Quindi la neve a Milano, il mio odio radicale per la neve e il mio cambiare idea a riguardo, almeno per una volta, il mio citare Hubert Selby jr e il suo Il Canto della neve silenziosa, il mio passare a parlare di chi ha fatto della radicalità straight edge il fulcro della sua poetica, Henry Rollins, per altro grande amico e collaboratore dello stesso Hubert Selby Jr., il cerchio si chiude.

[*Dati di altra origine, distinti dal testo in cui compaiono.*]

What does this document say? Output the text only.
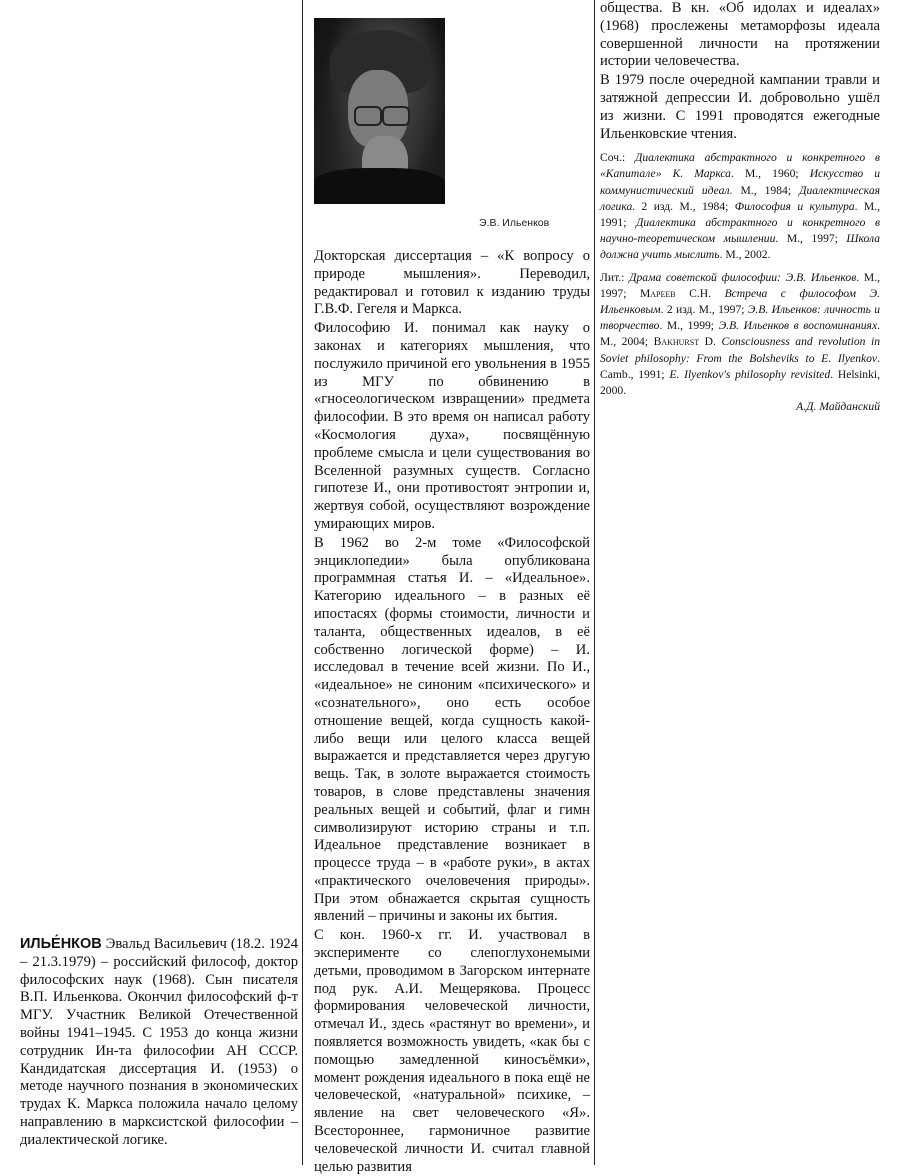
Э.В. Ильенков

ИЛЬЕ́НКОВ Эвальд Васильевич (18.2. 1924 – 21.3.1979) – российский философ, доктор философских наук (1968). Сын писателя В.П. Ильенкова. Окончил философский ф-т МГУ. Участник Великой Отечественной войны 1941–1945. С 1953 до конца жизни сотрудник Ин-та философии АН СССР. Кандидатская диссертация И. (1953) о методе научного познания в экономических трудах К. Маркса положила начало целому направлению в марксистской философии – диалектической логике.

Докторская диссертация – «К вопросу о природе мышления». Переводил, редактировал и готовил к изданию труды Г.В.Ф. Гегеля и Маркса.

Философию И. понимал как науку о законах и категориях мышления, что послужило причиной его увольнения в 1955 из МГУ по обвинению в «гносеологическом извращении» предмета философии. В это время он написал работу «Космология духа», посвящённую проблеме смысла и цели существования во Вселенной разумных существ. Согласно гипотезе И., они противостоят энтропии и, жертвуя собой, осуществляют возрождение умирающих миров.

В 1962 во 2-м томе «Философской энциклопедии» была опубликована программная статья И. – «Идеальное». Категорию идеального – в разных её ипостасях (формы стоимости, личности и таланта, общественных идеалов, в её собственно логической форме) – И. исследовал в течение всей жизни. По И., «идеальное» не синоним «психического» и «сознательного», оно есть особое отношение вещей, когда сущность какой-либо вещи или целого класса вещей выражается и представляется через другую вещь. Так, в золоте выражается стоимость товаров, в слове представлены значения реальных вещей и событий, флаг и гимн символизируют историю страны и т.п. Идеальное представление возникает в процессе труда – в «работе руки», в актах «практического очеловечения природы». При этом обнажается скрытая сущность явлений – причины и законы их бытия.

С кон. 1960-х гг. И. участвовал в эксперименте со слепоглухонемыми детьми, проводимом в Загорском интернате под рук. А.И. Мещерякова. Процесс формирования человеческой личности, отмечал И., здесь «растянут во времени», и появляется возможность увидеть, «как бы с помощью замедленной киносъёмки», момент рождения идеального в пока ещё не человеческой, «натуральной» психике, – явление на свет человеческого «Я». Всестороннее, гармоничное развитие человеческой личности И. считал главной целью развития

общества. В кн. «Об идолах и идеалах» (1968) прослежены метаморфозы идеала совершенной личности на протяжении истории человечества.

В 1979 после очередной кампании травли и затяжной депрессии И. добровольно ушёл из жизни. С 1991 проводятся ежегодные Ильенковские чтения.

Соч.: Диалектика абстрактного и конкретного в «Капитале» К. Маркса. М., 1960; Искусство и коммунистический идеал. М., 1984; Диалектическая логика. 2 изд. М., 1984; Философия и культура. М., 1991; Диалектика абстрактного и конкретного в научно-теоретическом мышлении. М., 1997; Школа должна учить мыслить. М., 2002.

Лит.: Драма советской философии: Э.В. Ильенков. М., 1997; Мареев С.Н. Встреча с философом Э. Ильенковым. 2 изд. М., 1997; Э.В. Ильенков: личность и творчество. М., 1999; Э.В. Ильенков в воспоминаниях. М., 2004; Bakhurst D. Consciousness and revolution in Soviet philosophy: From the Bolsheviks to E. Ilyenkov. Camb., 1991; E. Ilyenkov's philosophy revisited. Helsinki, 2000.

А.Д. Майданский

In realtà il cerchio si chiuderà nelle prossime settimane, ma ve ne parlerò meglio in seguito, a momento debito, quando passerò dalla parola scritta a qualcosa che a uno spoken words album si avvicina. Intendiamoci, non sono Henry Rollins, seppur condivida con lui una certa radicalità e, dai, concedetemi un vezzo di autoriferimento ulteriore, una certa poliedricità, ho scritto libri, articoli, canzoni, opere teatrali, ho fatto programmi radio e tv, e ho anche scritto per il cinema, ma non ho mai fatto uno album con la mia voce, no. Farò invece un podcast, che alle tracce di un album di spoker words si avvicina parecchio e forse ne è versione aggiornata e contemporanea. Questo sarà uno dei primi progetti dell’anno a venire. Nella speranza che nel mentre siano arrivate buone notizie dal fronte. E che abbia anche smesso di nevicare.